Ali Moiz, CEO of Streamlabs

Streamlabs recently held its inaugural Expanding the Stream conference in San Francisco to focus on the emerging business opportunities in the livestreaming ecosystem. Founded in 2011, Streamlabs connects streamers with gamers through a suite of tools available on mobile and desktop that enables monetization and the company’s technology operates across all streaming services.

Ali Moiz, CEO of Streamlabs, told AListDaily that the streaming industry today reaches over 600 million monthly active users, which is up 230 percent from 2016. A deeper dive into that bucket finds that 86 percent of this traffic comes from streamers, not esports.

While streaming numbers are increasing (over 2 million people stream on a monthly basis globally outside of China), Moiz pointed out that the industry is already very healthy with over $3 billion in revenue expected this year.

“I think that’s going to double in the next two to three years, so we’re going to be looking at $6 or $7 billion as we see a lot of growth outside of gaming,” Moiz said. “People are going to discover that livestreaming is a really great way to grow an audience and build a fan following, particularly on YouTube, Twitter, Periscope, Facebook and Instagram.”

Streamlabs has found that its long-time viewers who signed up over 24 months ago spent an average of $81.10 in Q1 2017, which is more than the $22.92 average spend of new users who signed up within the first three months. That’s a per user increase of 4X, which he said points to an audience that will spend more money over time.

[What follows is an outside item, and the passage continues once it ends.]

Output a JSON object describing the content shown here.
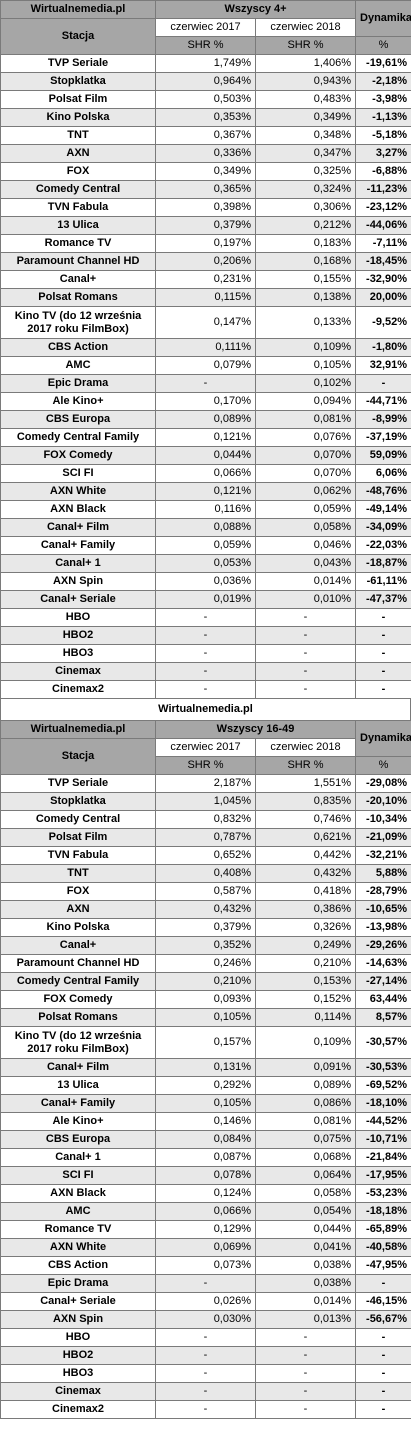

Streamlabs has paid out $200 million to content creators to date, and this year the company will pay out $105 million. Most of this revenue comes from microtransactions in the form of tips, but there are opportunities for brands within this streaming ecosystem.

Esports is a good example of how brands can be integrated into this global video audience.

“We have a lot of esports players that stream using Streamlabs during training on their personal Twitch or YouTube channel when they’re not playing in a tournament,” Moiz said. “We don’t have a product for teams or tournaments right now, but a lot of individual players from Cloud9, Immortals and Team SoloMid use Streamlabs.”

Moiz said esports is on the company’s list of priorities, but it’s a bit further down the line.

“I absolutely think that the hundreds of independent grassroots esports tournaments around games like Dota 2 and CS:GO need new sources of revenue and monetization, and right now the only sources have been sponsorships,” Moiz explained. “Our microtransaction model that works really well for streamers can be applied to tournaments and esports and create a whole new revenue stream for them.”

In the near-term, the company’s new software launch—which is free and works on top of the popular open broadcasters software streaming client—opens up new opportunities for brands and sponsors. The original platform wasn’t designed for consumers, so there was a lot of work required just to stream. Now that the process has been simplified, Moiz expects more desktop streamers to enter the space.

“By adding interactive features through virtual items that show up on screen like Snapchat-style face filters that are triggered by viewers, there should be even more engagement with the audience,” Moiz explained. “Streamers will be able to add things like stickers or even more data rich overlays like you see on ESPN, but offer an interactive element for the viewers.”

Moiz sees two things evolving, which will help the livestreaming business grow. On the one hand, esports is evolving into the traditional sports model with Activision-Blizzard’s city-based Overwatch League and Riot Games’ League of Legends, while traditional sports are solidifying esports endeavors like the NBA 2K ELeague and the NFL’s Madden Club Series.

“Similarly, livestreamers are also going to become a major category that displaces television. Things that will be more interactive are pre and post show coverage, which is already happening with popular shows,” Moiz said. “You can attract more people because this format is more interactive and more fun to watch. You can ask a question easily and see your name on the stream. Streamers are to the future of television as esports leagues are the future of professional sports.”

Moiz admits that television shows aren’t going to disappear, but rather the millennial and Gen Z audiences are allocating more time to online content. Livestreaming is becoming a larger part of that entertainment/free time bucket, and both esports and smart Hollywood companies and brands are already taking advantage of this shift, which will continue to evolve the ecosystem moving forward.